İkinci Dünya Savaşı yıllarında devlet güvenlik kurumlarında çeşitli vazifelerde bulunan Aliyev, 1969 yılından itibaren Azerbaycan Komünist Partisi Merkezi Komitesi’nin Birinci Kâtibi seçilerek Azerbaycan`a rehberlik etmeye başlamıştır. 1982 yılında Sovyetler Birliği Komünist Partisi Merkez Komitesi Politbürosu’na üye seçilen Aliyev, Sovyetler Birliği Bakanlar Kurulu’nun Başkan Yardımcılığı’na atanmıştır. Bununla da Haydar Aliyev Sovyetler Birliği’nin asli idarecilerinden biri durumuna gelmiştir. Daha sonraki yıllarda Aliyev, yirmi yıl boyunca Sovyetler Birliği Ali Soveti’nde Milletvekilliği ve beş yıl da Başkan Yardımcılığı görevlerinde bulunmuştur.

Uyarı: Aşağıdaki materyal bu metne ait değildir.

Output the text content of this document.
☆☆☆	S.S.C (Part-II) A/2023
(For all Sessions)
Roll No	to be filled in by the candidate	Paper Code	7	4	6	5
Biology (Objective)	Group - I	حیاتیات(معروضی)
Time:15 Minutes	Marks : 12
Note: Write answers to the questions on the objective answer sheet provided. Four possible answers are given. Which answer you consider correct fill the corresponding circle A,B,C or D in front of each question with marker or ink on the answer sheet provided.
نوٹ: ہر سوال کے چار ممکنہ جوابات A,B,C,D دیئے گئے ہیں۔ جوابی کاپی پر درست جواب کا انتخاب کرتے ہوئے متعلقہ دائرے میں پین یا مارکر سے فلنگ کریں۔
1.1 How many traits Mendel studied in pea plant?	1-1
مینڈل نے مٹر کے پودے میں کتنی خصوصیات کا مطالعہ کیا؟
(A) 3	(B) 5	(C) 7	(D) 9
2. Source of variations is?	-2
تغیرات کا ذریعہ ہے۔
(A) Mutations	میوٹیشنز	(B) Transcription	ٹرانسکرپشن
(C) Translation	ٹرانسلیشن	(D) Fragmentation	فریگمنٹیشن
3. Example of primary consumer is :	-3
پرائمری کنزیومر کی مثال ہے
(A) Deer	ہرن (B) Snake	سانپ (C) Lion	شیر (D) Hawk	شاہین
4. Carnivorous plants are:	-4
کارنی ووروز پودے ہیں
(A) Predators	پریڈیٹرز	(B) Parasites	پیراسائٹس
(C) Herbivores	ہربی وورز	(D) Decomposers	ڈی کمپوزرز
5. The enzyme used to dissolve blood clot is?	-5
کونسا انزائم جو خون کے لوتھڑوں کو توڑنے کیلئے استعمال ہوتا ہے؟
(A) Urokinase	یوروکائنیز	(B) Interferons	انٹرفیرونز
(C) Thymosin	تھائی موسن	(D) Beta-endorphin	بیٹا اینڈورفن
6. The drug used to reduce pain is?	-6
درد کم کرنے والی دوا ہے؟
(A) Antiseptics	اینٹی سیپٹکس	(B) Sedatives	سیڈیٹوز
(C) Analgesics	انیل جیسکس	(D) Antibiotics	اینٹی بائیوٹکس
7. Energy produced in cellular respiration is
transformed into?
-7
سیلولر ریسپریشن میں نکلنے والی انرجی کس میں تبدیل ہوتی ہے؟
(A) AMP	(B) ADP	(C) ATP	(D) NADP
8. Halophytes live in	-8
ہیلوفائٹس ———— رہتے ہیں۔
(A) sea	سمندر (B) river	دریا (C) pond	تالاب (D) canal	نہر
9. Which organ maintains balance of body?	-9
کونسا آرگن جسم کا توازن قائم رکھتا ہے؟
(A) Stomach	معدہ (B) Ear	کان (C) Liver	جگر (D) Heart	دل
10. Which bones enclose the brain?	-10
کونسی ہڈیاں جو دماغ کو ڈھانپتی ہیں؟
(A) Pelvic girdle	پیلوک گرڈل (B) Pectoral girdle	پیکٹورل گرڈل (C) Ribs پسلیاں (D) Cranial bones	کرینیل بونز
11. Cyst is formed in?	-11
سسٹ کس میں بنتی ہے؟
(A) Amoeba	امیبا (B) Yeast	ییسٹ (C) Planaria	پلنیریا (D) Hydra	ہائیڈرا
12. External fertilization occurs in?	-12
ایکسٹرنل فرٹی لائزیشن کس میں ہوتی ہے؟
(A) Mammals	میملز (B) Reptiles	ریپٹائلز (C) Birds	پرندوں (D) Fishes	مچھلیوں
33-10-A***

1980’li yıllar Sovyet coğrafyasında çalkantıların ve ulusal hareketlerin hız kazandığı, merkezi hükümete karşı itirazların olduğu ve Sovyet Lideri Mihail Gorbaçov’un “glasnost” ve “perestroyka” politikalarını uygulamaya koyduğu bir dönemdi. Gorbaçov’dan sonra ikinci adam durumunda olan Aliyev, bu politikalara itiraz ederek vazifesinden de istifa etmiştir. Artık Gorbaçov, 70 yıldır dönen çarkın sistemini değiştirmeğe yeltenmiş ve sistem sanki intihar etmiştir. Kendine has politik ve ekonomik “değerlerle” idare edilen SSCB, söz konusu “değerlerden” taviz verilmesi nedeniyle dağılmıştır. Dağılırken de ardında çatışma ve savaş merkezleri bırakmıştır.

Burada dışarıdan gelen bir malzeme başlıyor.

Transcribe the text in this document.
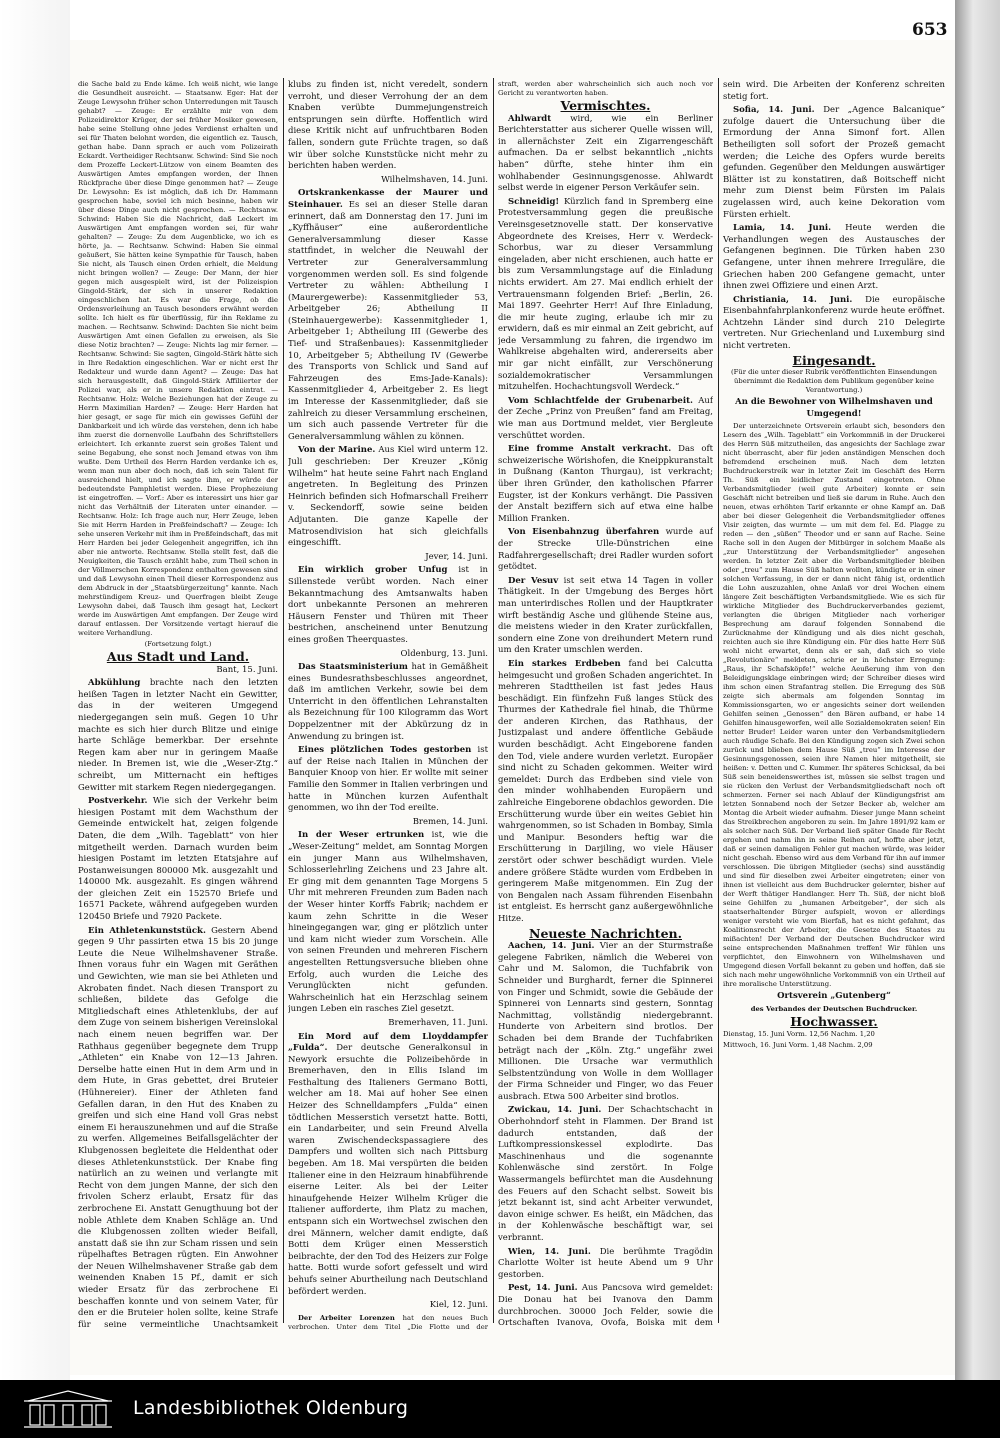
653

die Sache bald zu Ende käme. Ich weiß nicht, wie lange die Gesundheit ausreicht. — Staatsanw. Eger: Hat der Zeuge Lewysohn früher schon Unterredungen mit Tausch gehabt? — Zeuge: Er erzählte mir von dem Polizeidirektor Krüger, der sei früher Mosiker gewesen, habe seine Stellung ohne jedes Verdienst erhalten und sei für Thaten belohnt worden, die eigentlich ez. Tausch, gethan habe. Dann sprach er auch vom Polizeirath Eckardt. Vertheidiger Rechtsanw. Schwind: Sind Sie noch dem Prozeffe Leckert-Lützow von einem Beamten des Auswärtigen Amtes empfangen worden, der Ihnen Rückfprache über diese Dinge genommen hat? — Zeuge Dr. Lewysohn: Es ist möglich, daß ich Dr. Hammann gesprochen habe, soviel ich mich besinne, haben wir über diese Dinge auch nicht gesprochen. — Rechtsanw. Schwind: Haben Sie die Nachricht, daß Leckert im Auswärtigen Amt empfangen worden sei, für wahr gehalten? — Zeuge: Zu dem Augenblicke, wo ich es hörte, ja. — Rechtsanw. Schwind: Haben Sie einmal geäußert, Sie hätten keine Sympathie für Tausch, haben Sie nicht, als Tausch einen Orden erhielt, die Meldung nicht bringen wollen? — Zeuge: Der Mann, der hier gegen mich ausgespielt wird, ist der Polizeispion Gingold-Stärk, der sich in unserer Redaktion eingeschlichen hat. Es war die Frage, ob die Ordensverleihung an Tausch besonders erwähnt werden sollte. Ich hielt es für überflüssig, für ihn Reklame zu machen. — Rechtsanw. Schwind: Dachten Sie nicht beim Auswärtigen Amt einen Gefallen zu erweisen, als Sie diese Notiz brachten? — Zeuge: Nichts lag mir ferner. — Rechtsanw. Schwind: Sie sagten, Gingold-Stärk hätte sich in Ihre Redaktion eingeschlichen. War er nicht erst Ihr Redakteur und wurde dann Agent? — Zeuge: Das hat sich herausgestellt, daß Gingold-Stärk Affiliierter der Polizei war, als er in unsere Redaktion eintrat. — Rechtsanw. Holz: Welche Beziehungen hat der Zeuge zu Herrn Maximilian Harden? — Zeuge: Herr Harden hat hier gesagt, er sage für mich ein gewisses Gefühl der Dankbarkeit und ich würde das verstehen, denn ich habe ihm zuerst die dornenvolle Laufbahn des Schriftstellers erleichtert. Ich erkannte zuerst sein großes Talent und seine Begabung, ehe sonst noch Jemand etwas von ihm wußte. Dem Urtheil des Herrn Harden verdanke ich es, wenn man nun aber doch noch, daß ich sein Talent für ausreichend hielt, und ich sagte ihm, er würde der bedeutendste Pamphletist werden. Diese Prophezeiung ist eingetroffen. — Vorf.: Aber es interessirt uns hier gar nicht das Verhältniß der Literaten unter einander. — Rechtsanw. Holz: Ich frage auch nur, Herr Zeuge, leben Sie mit Herrn Harden in Preßfeindschaft? — Zeuge: Ich sehe unseren Verkehr mit ihm in Preßfeindschaft, das mit Herr Harden bei jeder Gelegenheit angegriffen, ich ihn aber nie antworte. Rechtsanw. Stella stellt fest, daß die Neuigkeiten, die Tausch erzählt habe, zum Theil schon in der Völlmerschen Korrespondenz enthalten gewesen sind und daß Lewysohn einen Theil dieser Korrespondenz aus dem Abdruck in der „Staatsbürgerzeitung“ kannte. Nach mehrstündigem Kreuz- und Querfragen bleibt Zeuge Lewysohn dabei, daß Tausch ihm gesagt hat, Leckert werde im Auswärtigen Amt empfangen. Der Zeuge wird darauf entlassen. Der Vorsitzende vertagt hierauf die weitere Verhandlung.

(Fortsetzung folgt.)

Aus Stadt und Land.

Bant, 15. Juni.

Abkühlung brachte nach den letzten heißen Tagen in letzter Nacht ein Gewitter, das in der weiteren Umgegend niedergegangen sein muß. Gegen 10 Uhr machte es sich hier durch Blitze und einige harte Schläge bemerkbar. Der ersehnte Regen kam aber nur in geringem Maaße nieder. In Bremen ist, wie die „Weser-Ztg.“ schreibt, um Mitternacht ein heftiges Gewitter mit starkem Regen niedergegangen.

Postverkehr. Wie sich der Verkehr beim hiesigen Postamt mit dem Wachsthum der Gemeinde entwickelt hat, zeigen folgende Daten, die dem „Wilh. Tageblatt“ von hier mitgetheilt werden. Darnach wurden beim hiesigen Postamt im letzten Etatsjahre auf Postanweisungen 800000 Mk. ausgezahlt und 140000 Mk. ausgezahlt. Es gingen während der gleichen Zeit ein 152570 Briefe und 16571 Packete, während aufgegeben wurden 120450 Briefe und 7920 Packete.

Ein Athletenkunststück. Gestern Abend gegen 9 Uhr passirten etwa 15 bis 20 junge Leute die Neue Wilhelmshavener Straße. Ihnen voraus fuhr ein Wagen mit Geräthen und Gewichten, wie man sie bei Athleten und Akrobaten findet. Nach diesen Transport zu schließen, bildete das Gefolge die Mitgliedschaft eines Athletenklubs, der auf dem Zuge von seinem bisherigen Vereinslokal nach einem neuen begriffen war. Der Rathhaus gegenüber begegnete dem Trupp „Athleten“ ein Knabe von 12—13 Jahren. Derselbe hatte einen Hut in dem Arm und in dem Hute, in Gras gebettet, drei Bruteier (Hühnereier). Einer der Athleten fand Gefallen daran, in den Hut des Knaben zu greifen und sich eine Hand voll Gras nebst einem Ei herauszunehmen und auf die Straße zu werfen. Allgemeines Beifallsgelächter der Klubgenossen begleitete die Heldenthat oder dieses Athletenkunststück. Der Knabe fing natürlich an zu weinen und verlangte mit Recht von dem jungen Manne, der sich den frivolen Scherz erlaubt, Ersatz für das zerbrochene Ei. Anstatt Genugthuung bot der noble Athlete dem Knaben Schläge an. Und die Klubgenossen zollten wieder Beifall, anstatt daß sie ihn zur Scham rissen und sein rüpelhaftes Betragen rügten. Ein Anwohner der Neuen Wilhelmshavener Straße gab dem weinenden Knaben 15 Pf., damit er sich wieder Ersatz für das zerbrochene Ei beschaffen konnte und von seinem Vater, für den er die Bruteier holen sollte, keine Strafe für seine vermeintliche Unachtsamkeit

klubs zu finden ist, nicht veredelt, sondern verroht, und dieser Verrohung der an dem Knaben verübte Dummejungenstreich entsprungen sein dürfte. Hoffentlich wird diese Kritik nicht auf unfruchtbaren Boden fallen, sondern gute Früchte tragen, so daß wir über solche Kunststücke nicht mehr zu berichten haben werden.

Wilhelmshaven, 14. Juni.

Ortskrankenkasse der Maurer und Steinhauer. Es sei an dieser Stelle daran erinnert, daß am Donnerstag den 17. Juni im „Kyffhäuser“ eine außerordentliche Generalversammlung dieser Kasse stattfindet, in welcher die Neuwahl der Vertreter zur Generalversammlung vorgenommen werden soll. Es sind folgende Vertreter zu wählen: Abtheilung I (Maurergewerbe): Kassenmitglieder 53, Arbeitgeber 26; Abtheilung II (Steinhauergewerbe): Kassenmitglieder 1, Arbeitgeber 1; Abtheilung III (Gewerbe des Tief- und Straßenbaues): Kassenmitglieder 10, Arbeitgeber 5; Abtheilung IV (Gewerbe des Transports von Schlick und Sand auf Fahrzeugen des Ems-Jade-Kanals): Kassenmitglieder 4, Arbeitgeber 2. Es liegt im Interesse der Kassenmitglieder, daß sie zahlreich zu dieser Versammlung erscheinen, um sich auch passende Vertreter für die Generalversammlung wählen zu können.

Von der Marine. Aus Kiel wird unterm 12. Juli geschrieben: Der Kreuzer „König Wilhelm“ hat heute seine Fahrt nach England angetreten. In Begleitung des Prinzen Heinrich befinden sich Hofmarschall Freiherr v. Seckendorff, sowie seine beiden Adjutanten. Die ganze Kapelle der Matrosendivision hat sich gleichfalls eingeschifft.

Jever, 14. Juni.

Ein wirklich grober Unfug ist in Sillenstede verübt worden. Nach einer Bekanntmachung des Amtsanwalts haben dort unbekannte Personen an mehreren Häusern Fenster und Thüren mit Theer bestrichen, anscheinend unter Benutzung eines großen Theerquastes.

Oldenburg, 13. Juni.

Das Staatsministerium hat in Gemäßheit eines Bundesrathsbeschlusses angeordnet, daß im amtlichen Verkehr, sowie bei dem Unterricht in den öffentlichen Lehranstalten als Bezeichnung für 100 Kilogramm das Wort Doppelzentner mit der Abkürzung dz in Anwendung zu bringen ist.

Eines plötzlichen Todes gestorben ist auf der Reise nach Italien in München der Banquier Knoop von hier. Er wollte mit seiner Familie den Sommer in Italien verbringen und hatte in München kurzen Aufenthalt genommen, wo ihn der Tod ereilte.

Bremen, 14. Juni.

In der Weser ertrunken ist, wie die „Weser-Zeitung“ meldet, am Sonntag Morgen ein junger Mann aus Wilhelmshaven, Schlosserlehrling Zeichens und 23 Jahre alt. Er ging mit dem genannten Tage Morgens 5 Uhr mit mehreren Freunden zum Baden nach der Weser hinter Korffs Fabrik; nachdem er kaum zehn Schritte in die Weser hineingegangen war, ging er plötzlich unter und kam nicht wieder zum Vorschein. Alle von seinen Freunden und mehreren Fischern angestellten Rettungsversuche blieben ohne Erfolg, auch wurden die Leiche des Verunglückten nicht gefunden. Wahrscheinlich hat ein Herzschlag seinem jungen Leben ein rasches Ziel gesetzt.

Bremerhaven, 11. Juni.

Ein Mord auf dem Lloyddampfer „Fulda“. Der deutsche Generalkonsul in Newyork ersuchte die Polizeibehörde in Bremerhaven, den in Ellis Island im Festhaltung des Italieners Germano Botti, welcher am 18. Mai auf hoher See einen Heizer des Schnelldampfers „Fulda“ einen tödtlichen Messerstich versetzt hatte. Botti, ein Landarbeiter, und sein Freund Alvella waren Zwischendeckspassagiere des Dampfers und wollten sich nach Pittsburg begeben. Am 18. Mai verspürten die beiden Italiener eine in den Heizraum hinabführende eiserne Leiter. Als bei der Leiter hinaufgehende Heizer Wilhelm Krüger die Italiener aufforderte, ihm Platz zu machen, entspann sich ein Wortwechsel zwischen den drei Männern, welcher damit endigte, daß Botti dem Krüger einen Messerstich beibrachte, der den Tod des Heizers zur Folge hatte. Botti wurde sofort gefesselt und wird behufs seiner Aburtheilung nach Deutschland befördert werden.

Kiel, 12. Juni.

Der Arbeiter Lorenzen hat den neues Buch verbrochen. Unter dem Titel „Die Flotte und der

straft, werden aber wahrscheinlich sich auch noch vor Gericht zu verantworten haben.

Vermischtes.

Ahlwardt wird, wie ein Berliner Berichterstatter aus sicherer Quelle wissen will, in allernächster Zeit ein Zigarrengeschäft aufmachen. Da er selbst bekanntlich „nichts haben“ dürfte, stehe hinter ihm ein wohlhabender Gesinnungsgenosse. Ahlwardt selbst werde in eigener Person Verkäufer sein.

Schneidig! Kürzlich fand in Spremberg eine Protestversammlung gegen die preußische Vereinsgesetznovelle statt. Der konservative Abgeordnete des Kreises, Herr v. Werdeck-Schorbus, war zu dieser Versammlung eingeladen, aber nicht erschienen, auch hatte er bis zum Versammlungstage auf die Einladung nichts erwidert. Am 27. Mai endlich erhielt der Vertrauensmann folgenden Brief: „Berlin, 26. Mai 1897. Geehrter Herr! Auf Ihre Einladung, die mir heute zuging, erlaube ich mir zu erwidern, daß es mir einmal an Zeit gebricht, auf jede Versammlung zu fahren, die irgendwo im Wahlkreise abgehalten wird, andererseits aber mir gar nicht einfällt, zur Verschönerung sozialdemokratischer Versammlungen mitzuhelfen. Hochachtungsvoll Werdeck.“

Vom Schlachtfelde der Grubenarbeit. Auf der Zeche „Prinz von Preußen“ fand am Freitag, wie man aus Dortmund meldet, vier Bergleute verschüttet worden.

Eine fromme Anstalt verkracht. Das oft schweizerische Wörishofen, die Kneippkuranstalt in Dußnang (Kanton Thurgau), ist verkracht; über ihren Gründer, den katholischen Pfarrer Eugster, ist der Konkurs verhängt. Die Passiven der Anstalt beziffern sich auf etwa eine halbe Million Franken.

Von Eisenbahnzug überfahren wurde auf der Strecke Ulle-Dünstrichen eine Radfahrergesellschaft; drei Radler wurden sofort getödtet.

Der Vesuv ist seit etwa 14 Tagen in voller Thätigkeit. In der Umgebung des Berges hört man unterirdisches Rollen und der Hauptkrater wirft beständig Asche und glühende Steine aus, die meistens wieder in den Krater zurückfallen, sondern eine Zone von dreihundert Metern rund um den Krater umschlen werden.

Ein starkes Erdbeben fand bei Calcutta heimgesucht und großen Schaden angerichtet. In mehreren Stadttheilen ist fast jedes Haus beschädigt. Ein fünfzehn Fuß langes Stück des Thurmes der Kathedrale fiel hinab, die Thürme der anderen Kirchen, das Rathhaus, der Justizpalast und andere öffentliche Gebäude wurden beschädigt. Acht Eingeborene fanden den Tod, viele andere wurden verletzt. Europäer sind nicht zu Schaden gekommen. Weiter wird gemeldet: Durch das Erdbeben sind viele von den minder wohlhabenden Europäern und zahlreiche Eingeborene obdachlos geworden. Die Erschütterung wurde über ein weites Gebiet hin wahrgenommen, so ist Schaden in Bombay, Simla und Manipur. Besonders heftig war die Erschütterung in Darjiling, wo viele Häuser zerstört oder schwer beschädigt wurden. Viele andere größere Städte wurden vom Erdbeben in geringerem Maße mitgenommen. Ein Zug der von Bengalen nach Assam führenden Eisenbahn ist entgleist. Es herrscht ganz außergewöhnliche Hitze.

Neueste Nachrichten.

Aachen, 14. Juni. Vier an der Sturmstraße gelegene Fabriken, nämlich die Weberei von Cahr und M. Salomon, die Tuchfabrik von Schneider und Burghardt, ferner die Spinnerei von Finger und Schmidt, sowie die Gebäude der Spinnerei von Lennarts sind gestern, Sonntag Nachmittag, vollständig niedergebrannt. Hunderte von Arbeitern sind brotlos. Der Schaden bei dem Brande der Tuchfabriken beträgt nach der „Köln. Ztg.“ ungefähr zwei Millionen. Die Ursache war vermuthlich Selbstentzündung von Wolle in dem Wolllager der Firma Schneider und Finger, wo das Feuer ausbrach. Etwa 500 Arbeiter sind brotlos.

Zwickau, 14. Juni. Der Schachtschacht in Oberhohndorf steht in Flammen. Der Brand ist dadurch entstanden, daß der Luftkompressionskessel explodirte. Das Maschinenhaus und die sogenannte Kohlenwäsche sind zerstört. In Folge Wassermangels befürchtet man die Ausdehnung des Feuers auf den Schacht selbst. Soweit bis jetzt bekannt ist, sind acht Arbeiter verwundet, davon einige schwer. Es heißt, ein Mädchen, das in der Kohlenwäsche beschäftigt war, sei verbrannt.

Wien, 14. Juni. Die berühmte Tragödin Charlotte Wolter ist heute Abend um 9 Uhr gestorben.

Pest, 14. Juni. Aus Pancsova wird gemeldet: Die Donau hat bei Ivanova den Damm durchbrochen. 30000 Joch Felder, sowie die Ortschaften Ivanova, Ovofa, Boiska mit dem

sein wird. Die Arbeiten der Konferenz schreiten stetig fort.

Sofia, 14. Juni. Der „Agence Balcanique“ zufolge dauert die Untersuchung über die Ermordung der Anna Simonf fort. Allen Betheiligten soll sofort der Prozeß gemacht werden; die Leiche des Opfers wurde bereits gefunden. Gegenüber den Meldungen auswärtiger Blätter ist zu konstatiren, daß Boitscheff nicht mehr zum Dienst beim Fürsten im Palais zugelassen wird, auch keine Dekoration vom Fürsten erhielt.

Lamia, 14. Juni. Heute werden die Verhandlungen wegen des Austausches der Gefangenen beginnen. Die Türken haben 230 Gefangene, unter ihnen mehrere Irreguläre, die Griechen haben 200 Gefangene gemacht, unter ihnen zwei Offiziere und einen Arzt.

Christiania, 14. Juni. Die europäische Eisenbahnfahrplankonferenz wurde heute eröffnet. Achtzehn Länder sind durch 210 Delegirte vertreten. Nur Griechenland und Luxemburg sind nicht vertreten.

Eingesandt.

(Für die unter dieser Rubrik veröffentlichten Einsendungen übernimmt die Redaktion dem Publikum gegenüber keine Verantwortung.)

An die Bewohner von Wilhelmshaven und Umgegend!

Der unterzeichnete Ortsverein erlaubt sich, besonders den Lesern des „Wilh. Tageblatt“ ein Vorkommniß in der Druckerei des Herrn Süß mitzutheilen, das angesichts der Sachlage zwar nicht überrascht, aber für jeden anständigen Menschen doch befremdend erscheinen muß. Nach dem letzten Buchdruckerstreik war in letzter Zeit im Geschäft des Herrn Th. Süß ein leidlicher Zustand eingetreten. Ohne Verbandsmitglieder (weil gute Arbeiter) konnte er sein Geschäft nicht betreiben und ließ sie darum in Ruhe. Auch den neuen, etwas erhöhten Tarif erkannte er ohne Kampf an. Daß aber bei dieser Gelegenheit die Verbandsmitglieder offenes Visir zeigten, das wurmte — um mit dem fel. Ed. Plagge zu reden — den „süßen“ Theodor und er sann auf Rache. Seine Rache soll in den Augen der Mitbürger in solchem Maaße als „zur Unterstützung der Verbandsmitglieder“ angesehen werden. In letzter Zeit aber die Verbandsmitglieder bleiben oder „treu“ zum Hause Süß halten wollten, kündigte er in einer solchen Verfassung, in der er dann nicht fähig ist, ordentlich die Lohn auszuzahlen, ohne Anlaß vor drei Wochen einem längere Zeit beschäftigten Verbandsmitgliede. Wie es sich für wirkliche Mitglieder des Buchdruckerverbandes geziemt, verlangten die übrigen Mitglieder nach vorheriger Besprechung am darauf folgenden Sonnabend die Zurücknahme der Kündigung und als dies nicht geschah, reichten auch sie ihre Kündigung ein. Für dies hatte Herr Süß wohl nicht erwartet, denn als er sah, daß sich so viele „Revolutionäre“ meldeten, schrie er in höchster Erregung: „Raus, ihr Schafsköpfe!“ welche Aeußerung ihm von den Beleidigungsklage einbringen wird; der Schreiber dieses wird ihm schon einen Strafantrag stellen. Die Erregung des Süß zeigte sich abermals am folgenden Sonntag im Kommissionsgarten, wo er angesichts seiner dort weilenden Gehilfen seinen „Genossen“ den Bären aufband, er habe 14 Gehilfen hinausgeworfen, weil alle Sozialdemokraten seien! Ein netter Bruder! Leider waren unter den Verbandsmitgliedern auch räudige Schafe. Bei den Kündigung zogen sich Zwei schon zurück und blieben dem Hause Süß „treu“ im Interesse der Gesinnungsgenossen, seien ihre Namen hier mitgetheilt, sie heißen: v. Detten und C. Kummer. Ihr späteres Schicksal, da bei Süß sein beneidenswerthes ist, müssen sie selbst tragen und sie rücken den Verlust der Verbandsmitgliedschaft noch oft schmerzen. Ferner sei nach Ablauf der Kündigungsfrist am letzten Sonnabend noch der Setzer Becker ab, welcher am Montag die Arbeit wieder aufnahm. Dieser junge Mann scheint das Streikbrechen angeboren zu sein. Im Jahre 1891/92 kam er als solcher nach Süß. Der Verband ließ später Gnade für Recht ergehen und nahm ihn in seine Reihen auf, hoffte aber jetzt, daß er seinen damaligen Fehler gut machen würde, was leider nicht geschah. Ebenso wird aus dem Verband für ihn auf immer verschlossen. Die übrigen Mitglieder (sechs) sind ausständig und sind für dieselben zwei Arbeiter eingetreten; einer von ihnen ist vielleicht aus dem Buchdrucker gelernter, bisher auf der Werft thätiger Handlanger. Herr Th. Süß, der nicht bloß seine Gehilfen zu „humanen Arbeitgeber“, der sich als staatserhaltender Bürger aufspielt, wovon er allerdings weniger versteht wie vom Bierfaß, hat es nicht gefahmt, das Koalitionsrecht der Arbeiter, die Gesetze des Staates zu mißachten! Der Verband der Deutschen Buchdrucker wird seine entsprechenden Maßnahmen treffen! Wir fühlen uns verpflichtet, den Einwohnern von Wilhelmshaven und Umgegend diesen Vorfall bekannt zu geben und hoffen, daß sie sich nach mehr ungewöhnliche Vorkommniß von ein Urtheil auf ihre moralische Unterstützung.

Ortsverein „Gutenberg“

des Verbandes der Deutschen Buchdrucker.

Hochwasser.

Dienstag, 15. Juni Vorm. 12,56 Nachm. 1,20

Mittwoch, 16. Juni Vorm. 1,48 Nachm. 2,09

Landesbibliothek Oldenburg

1988 yılından itibaren Dağlık Karabağ’da Ermenistan’la savaşa sürüklenen Azerbaycan, 20 Ocak 1990 tarihinde Sovyet Ordusu’nun Bakü’de sivil halka karşı gerçekleştirdiği kanlı saldırılar nedeniyle daha da sarsılmıştır. Ülkenin içerisinde bulunduğu savaş rejimi, milli birlik ve beraberliğin sağlanamaması ve devletçilikten yoksun olması sebebiyle bu dönem Azerbaycan oldukça zor durumdaydı. Kendi vatanı Azerbaycan’a karşı bu tür çifte standartları içeren politikalara sert bir şekilde defalarca itiraz eden Aliyev, 1991 yılında Sovyetler Birliği Komünist Partisi üyeliğinden de istifa etmiştir. 1990 yılında Azerbaycan’a dönen Aliyev bir süreliğine Bakü’de ve daha sonra Nahcıvan’da yaşamış, aynı yıl Azerbaycan Ali Soveti’ne Milletvekili olarak seçilmiştir. 1991-1993 yılları arasında Nahcıvan’ı idare eden Aliyev, 1993 yılından itibaren ise halkın da davetiyle Bakü’ye gelerek seçimleri kazanmış ve Azerbaycan’ın Cumhurbaşkanı olmuştur.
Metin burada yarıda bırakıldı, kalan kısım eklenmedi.